La Coruña, Setiembre 5 de 1884.
La Dama Joven
ÚN ardía el quinqué de petróleo, pero con qué Tufo tan apestoso y negro! Para alimentar la carbonizada y exprimida mecha, quedaban sólo, en el fondo del recipiente, unas cuantas gotas de aceite mineral, envueltas en impurezas y residuos. La torcida, sedienta, se las chupaba á toda prisa.

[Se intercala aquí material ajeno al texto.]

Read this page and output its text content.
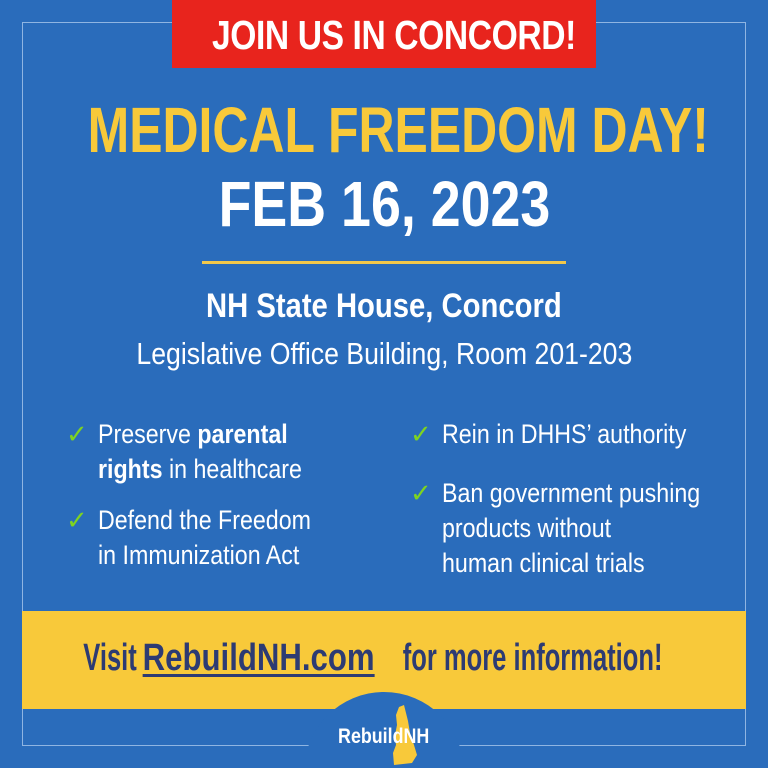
JOIN US IN CONCORD!
MEDICAL FREEDOM DAY!
FEB 16, 2023
NH State House, Concord
Legislative Office Building, Room 201-203
✓ Preserve parental
rights in healthcare
✓ Defend the Freedom
in Immunization Act
✓ Rein in DHHS’ authority
✓ Ban government pushing
products without
human clinical trials
VisitRebuildNH.comfor more information!
RebuildNH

Renegando de la luz maldita, subiéndola á cada momento, cual si, á falta de combustible, pudiese mantenerse del aire, las dos hermanas trabajaban con ardor. En medio del silencio de las altas horas nocturnas, se oía distintamente el choque metálico de las tijeras, el rechinar de la aguja picando la seda y tropezando contra el dedal, el crujido de la tela á cada movimiento de la mano. ¡Qué lástima que se apagase el quinqué! Estaban en lo mejor de la faena; mas la luz, que no gastaba miramientos, parpadeó, y con media docena de bufidos y chisporroteos avisó que no tardaría en cerrar su turbia pupila. La hermana menor levantó la cabeza, respirando, y escupiendo para soltar una hebra de seda que tenía enredada entre los dientes.
—Dolores?
—Qué?—murmuró la mayor, sin interrumpir la costura.
—Que nos quedamos á oscuras, chica.
—Si no me das otra noticia...
—Pero es que yo á oscuras no coso. ¿Hay petróleo?
—Ni miaja.
—¿Cabos de vela?
—Tampoco. ¡Echa cabos!
—Pues entonces, ¿qué haces ahí, tonta? Á dormir. Á mí ya me duele el cuerpo de estar doblada.
Suspiró Dolores, y el quinqué, suspirando también estertorosamente, dió principio á su rápida agonía. Apenas tuvieron tiempo las costureras de echar la labor sobre un sofá inmediato, cubriéndola con un lienzo: tal fué de pronta la muerte de aquella angustiada luz. Al quedar en tinieblas, el primer movimiento de las dos muchachas fué soltar la risa. ¿Acertarían con la cama? Á tientas y con las manos extendidas avanzaron en busca de sus lechos, tropezándose en mitad del camino, lo cual las puso de mejor humor si cabe.
—Ahora no te equivoques y por acostarte en la cama te acuestes en el sofá—exclamó Dolores.
—Mujer... lo peor será si cojo la almohada para los piés.
Se percibía ruido de corchetes desabrochados, resbale de sayas, música de enaguas con almidón: le siguió la estrepitosa caída del calzado, y el gemido de los jergones bajo el peso del cuerpo. De una de las camas salió también un rumor confuso, como de voz que mascullaba muy bajito oraciones diferentes. La otra cama no chistó, dando motivo á una interpelación de la rezadora.
—Concha?
—Eh?
—¿No rezas hoy, ó qué te pasa?
—Mujer... tengo más gana de dormir que de rezar.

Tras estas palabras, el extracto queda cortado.